A balance between production and degradation of reactive oxygen species (ROS) is critical for maintaining cellular homeostasis. Increased levels of ROS during oxidative stress are associated with disease conditions. Antioxidant enzymes, such as extracellular superoxide dismutase (EC-SOD), in the extracellular matrix (ECM) neutralize the toxicity of superoxide. Recent studies have emphasized the importance of EC-SOD in protecting the brain, lungs, and other tissues from oxidative stress. Therefore, EC-SOD would be an excellent therapeutic drug for treatment of diseases caused by oxidative stress. We cloned both the full length (residues 1-240) and truncated (residues 19-240) forms of human EC-SOD (hEC-SOD) into the donor plasmid pFastBacHTb. After transposition, the bacmid was transfected into the Sf9-baculovirus expression system and the expressed hEC-SOD purified using FLAG-tag.
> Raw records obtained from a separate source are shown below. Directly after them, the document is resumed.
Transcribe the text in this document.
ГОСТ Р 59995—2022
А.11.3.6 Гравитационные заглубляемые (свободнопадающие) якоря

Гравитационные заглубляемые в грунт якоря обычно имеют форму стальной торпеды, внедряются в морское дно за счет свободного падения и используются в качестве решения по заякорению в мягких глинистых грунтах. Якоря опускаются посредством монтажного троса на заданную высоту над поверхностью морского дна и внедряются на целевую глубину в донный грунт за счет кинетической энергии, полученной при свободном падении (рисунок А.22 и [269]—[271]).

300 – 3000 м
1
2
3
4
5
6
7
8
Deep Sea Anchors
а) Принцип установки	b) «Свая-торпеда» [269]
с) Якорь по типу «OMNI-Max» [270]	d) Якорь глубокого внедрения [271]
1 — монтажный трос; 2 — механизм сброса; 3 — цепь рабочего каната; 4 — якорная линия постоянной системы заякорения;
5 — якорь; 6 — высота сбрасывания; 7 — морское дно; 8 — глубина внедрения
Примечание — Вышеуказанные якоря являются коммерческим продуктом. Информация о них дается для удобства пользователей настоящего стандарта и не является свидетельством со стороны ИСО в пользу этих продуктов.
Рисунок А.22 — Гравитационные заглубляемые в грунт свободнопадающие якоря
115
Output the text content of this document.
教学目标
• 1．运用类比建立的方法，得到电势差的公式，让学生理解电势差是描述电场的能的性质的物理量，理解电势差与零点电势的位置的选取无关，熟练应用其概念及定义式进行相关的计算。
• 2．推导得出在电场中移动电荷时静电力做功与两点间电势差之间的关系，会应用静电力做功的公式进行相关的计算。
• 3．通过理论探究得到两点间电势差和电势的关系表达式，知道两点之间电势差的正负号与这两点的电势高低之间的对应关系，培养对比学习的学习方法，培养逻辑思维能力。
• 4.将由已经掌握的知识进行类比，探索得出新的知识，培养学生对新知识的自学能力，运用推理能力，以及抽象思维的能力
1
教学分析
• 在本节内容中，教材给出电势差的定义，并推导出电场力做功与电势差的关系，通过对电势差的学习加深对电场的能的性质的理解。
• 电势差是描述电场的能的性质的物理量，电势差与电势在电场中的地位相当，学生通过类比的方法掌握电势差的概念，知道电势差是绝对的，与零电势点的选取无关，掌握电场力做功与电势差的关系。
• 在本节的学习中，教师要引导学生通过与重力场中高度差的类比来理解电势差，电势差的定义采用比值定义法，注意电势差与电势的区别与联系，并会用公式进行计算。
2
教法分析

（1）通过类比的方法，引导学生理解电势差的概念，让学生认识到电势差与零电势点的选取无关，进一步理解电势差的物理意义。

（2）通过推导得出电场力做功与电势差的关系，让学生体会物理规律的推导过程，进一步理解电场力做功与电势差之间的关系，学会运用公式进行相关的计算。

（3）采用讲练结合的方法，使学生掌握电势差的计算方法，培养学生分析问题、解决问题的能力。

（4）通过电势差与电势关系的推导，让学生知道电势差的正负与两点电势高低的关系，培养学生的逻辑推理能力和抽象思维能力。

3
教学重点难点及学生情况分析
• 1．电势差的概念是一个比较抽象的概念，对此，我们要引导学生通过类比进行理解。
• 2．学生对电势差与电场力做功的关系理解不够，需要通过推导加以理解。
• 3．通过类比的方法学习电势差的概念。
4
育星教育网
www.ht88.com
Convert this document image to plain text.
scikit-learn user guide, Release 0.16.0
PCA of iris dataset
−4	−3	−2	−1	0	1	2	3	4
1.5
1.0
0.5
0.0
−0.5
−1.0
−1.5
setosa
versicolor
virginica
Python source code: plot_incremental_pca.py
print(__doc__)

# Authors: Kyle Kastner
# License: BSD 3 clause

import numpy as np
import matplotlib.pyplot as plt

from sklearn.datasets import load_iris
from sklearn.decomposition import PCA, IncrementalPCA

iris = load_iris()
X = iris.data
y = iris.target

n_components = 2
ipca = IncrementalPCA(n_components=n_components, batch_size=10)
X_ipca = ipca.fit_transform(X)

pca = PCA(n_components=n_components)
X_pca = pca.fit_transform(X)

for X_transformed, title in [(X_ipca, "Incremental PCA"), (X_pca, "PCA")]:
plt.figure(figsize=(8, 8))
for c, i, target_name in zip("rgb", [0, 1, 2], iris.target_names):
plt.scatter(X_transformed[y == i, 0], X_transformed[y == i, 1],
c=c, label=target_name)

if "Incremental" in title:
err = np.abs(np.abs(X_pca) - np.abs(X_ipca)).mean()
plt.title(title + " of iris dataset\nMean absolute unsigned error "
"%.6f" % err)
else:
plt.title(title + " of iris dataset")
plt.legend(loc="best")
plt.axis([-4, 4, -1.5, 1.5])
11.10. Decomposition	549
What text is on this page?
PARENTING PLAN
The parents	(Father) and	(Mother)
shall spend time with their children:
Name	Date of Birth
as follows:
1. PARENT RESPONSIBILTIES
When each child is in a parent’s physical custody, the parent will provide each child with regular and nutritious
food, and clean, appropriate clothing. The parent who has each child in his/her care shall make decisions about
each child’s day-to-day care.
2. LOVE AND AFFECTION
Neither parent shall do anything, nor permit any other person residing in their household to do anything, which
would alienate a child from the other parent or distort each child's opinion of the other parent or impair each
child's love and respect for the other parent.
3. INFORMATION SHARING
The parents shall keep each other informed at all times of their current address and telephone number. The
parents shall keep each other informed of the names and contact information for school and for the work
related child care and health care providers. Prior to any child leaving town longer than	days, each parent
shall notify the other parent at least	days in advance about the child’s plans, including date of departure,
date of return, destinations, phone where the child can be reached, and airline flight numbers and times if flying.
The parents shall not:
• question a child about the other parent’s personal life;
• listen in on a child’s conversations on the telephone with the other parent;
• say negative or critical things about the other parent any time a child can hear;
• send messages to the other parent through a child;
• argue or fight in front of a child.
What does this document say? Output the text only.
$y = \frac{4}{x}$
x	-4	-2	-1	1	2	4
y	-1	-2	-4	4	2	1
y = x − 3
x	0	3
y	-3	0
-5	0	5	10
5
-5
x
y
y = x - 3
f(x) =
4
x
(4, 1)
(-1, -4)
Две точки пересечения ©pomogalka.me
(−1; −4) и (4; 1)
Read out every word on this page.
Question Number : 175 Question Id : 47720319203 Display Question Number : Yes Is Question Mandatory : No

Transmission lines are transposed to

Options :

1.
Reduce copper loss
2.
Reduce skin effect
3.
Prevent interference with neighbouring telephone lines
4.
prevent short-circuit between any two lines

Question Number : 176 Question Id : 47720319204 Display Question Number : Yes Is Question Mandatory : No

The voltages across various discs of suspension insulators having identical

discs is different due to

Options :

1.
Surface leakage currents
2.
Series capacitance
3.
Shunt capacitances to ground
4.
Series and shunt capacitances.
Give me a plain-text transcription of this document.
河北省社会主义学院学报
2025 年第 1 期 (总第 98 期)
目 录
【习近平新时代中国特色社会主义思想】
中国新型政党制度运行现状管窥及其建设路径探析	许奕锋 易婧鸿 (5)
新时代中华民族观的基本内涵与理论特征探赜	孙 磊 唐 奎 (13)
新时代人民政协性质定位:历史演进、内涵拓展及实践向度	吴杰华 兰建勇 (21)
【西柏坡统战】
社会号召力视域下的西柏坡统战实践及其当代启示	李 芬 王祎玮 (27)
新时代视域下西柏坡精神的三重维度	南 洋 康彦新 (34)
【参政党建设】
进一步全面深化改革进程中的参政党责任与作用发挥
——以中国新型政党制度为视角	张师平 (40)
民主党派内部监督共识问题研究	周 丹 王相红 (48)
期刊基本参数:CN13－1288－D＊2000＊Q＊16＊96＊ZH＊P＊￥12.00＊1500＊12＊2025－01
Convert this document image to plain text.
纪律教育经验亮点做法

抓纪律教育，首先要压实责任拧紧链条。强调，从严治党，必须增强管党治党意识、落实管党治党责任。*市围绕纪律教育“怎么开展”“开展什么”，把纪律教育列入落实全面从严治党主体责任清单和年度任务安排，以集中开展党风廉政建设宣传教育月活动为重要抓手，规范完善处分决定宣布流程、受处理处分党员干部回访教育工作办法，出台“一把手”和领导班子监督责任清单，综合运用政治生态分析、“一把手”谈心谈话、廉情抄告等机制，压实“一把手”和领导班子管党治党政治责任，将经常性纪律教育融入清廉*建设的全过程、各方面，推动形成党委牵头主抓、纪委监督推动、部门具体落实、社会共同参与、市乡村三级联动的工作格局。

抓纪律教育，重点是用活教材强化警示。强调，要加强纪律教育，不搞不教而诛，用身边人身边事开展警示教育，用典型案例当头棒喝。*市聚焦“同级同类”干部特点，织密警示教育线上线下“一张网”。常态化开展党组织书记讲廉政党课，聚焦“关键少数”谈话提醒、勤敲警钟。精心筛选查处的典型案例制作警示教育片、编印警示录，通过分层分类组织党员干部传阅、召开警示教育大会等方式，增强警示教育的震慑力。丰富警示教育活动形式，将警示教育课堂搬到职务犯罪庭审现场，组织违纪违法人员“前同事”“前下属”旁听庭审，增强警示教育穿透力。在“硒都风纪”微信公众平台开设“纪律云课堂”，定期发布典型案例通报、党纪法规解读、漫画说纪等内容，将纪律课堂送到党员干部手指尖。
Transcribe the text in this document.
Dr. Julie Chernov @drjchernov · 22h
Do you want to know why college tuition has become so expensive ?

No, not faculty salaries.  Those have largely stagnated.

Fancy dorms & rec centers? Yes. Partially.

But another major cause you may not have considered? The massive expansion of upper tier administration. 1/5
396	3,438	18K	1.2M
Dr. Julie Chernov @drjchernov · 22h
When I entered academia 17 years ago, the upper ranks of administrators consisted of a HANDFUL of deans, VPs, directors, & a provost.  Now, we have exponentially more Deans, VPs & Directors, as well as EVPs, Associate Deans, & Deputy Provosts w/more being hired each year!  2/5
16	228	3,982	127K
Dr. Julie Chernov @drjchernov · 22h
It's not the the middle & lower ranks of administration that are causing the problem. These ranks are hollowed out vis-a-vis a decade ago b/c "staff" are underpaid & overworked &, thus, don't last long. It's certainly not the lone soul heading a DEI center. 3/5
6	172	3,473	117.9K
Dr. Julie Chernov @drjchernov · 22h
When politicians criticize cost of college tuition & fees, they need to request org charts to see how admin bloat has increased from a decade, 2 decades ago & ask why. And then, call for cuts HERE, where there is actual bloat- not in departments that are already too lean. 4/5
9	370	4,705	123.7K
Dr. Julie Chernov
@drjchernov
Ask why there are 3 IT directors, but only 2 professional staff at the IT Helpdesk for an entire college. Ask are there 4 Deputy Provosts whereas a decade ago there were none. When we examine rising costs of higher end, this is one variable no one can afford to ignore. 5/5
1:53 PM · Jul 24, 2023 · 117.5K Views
Western blot analysis revealed that hEC-SOD is present both as a monomer (33 kDa) and a dimer (66 kDa), as detected by the FLAG antibody. A water-soluble tetrazolium (WST-1) assay showed that both full length and truncated hEC-SOD proteins were enzymatically active. We showed that a potent superoxide dismutase inhibitor, diethyldithiocarbamate (DDC), inhibits hEC-SOD activity.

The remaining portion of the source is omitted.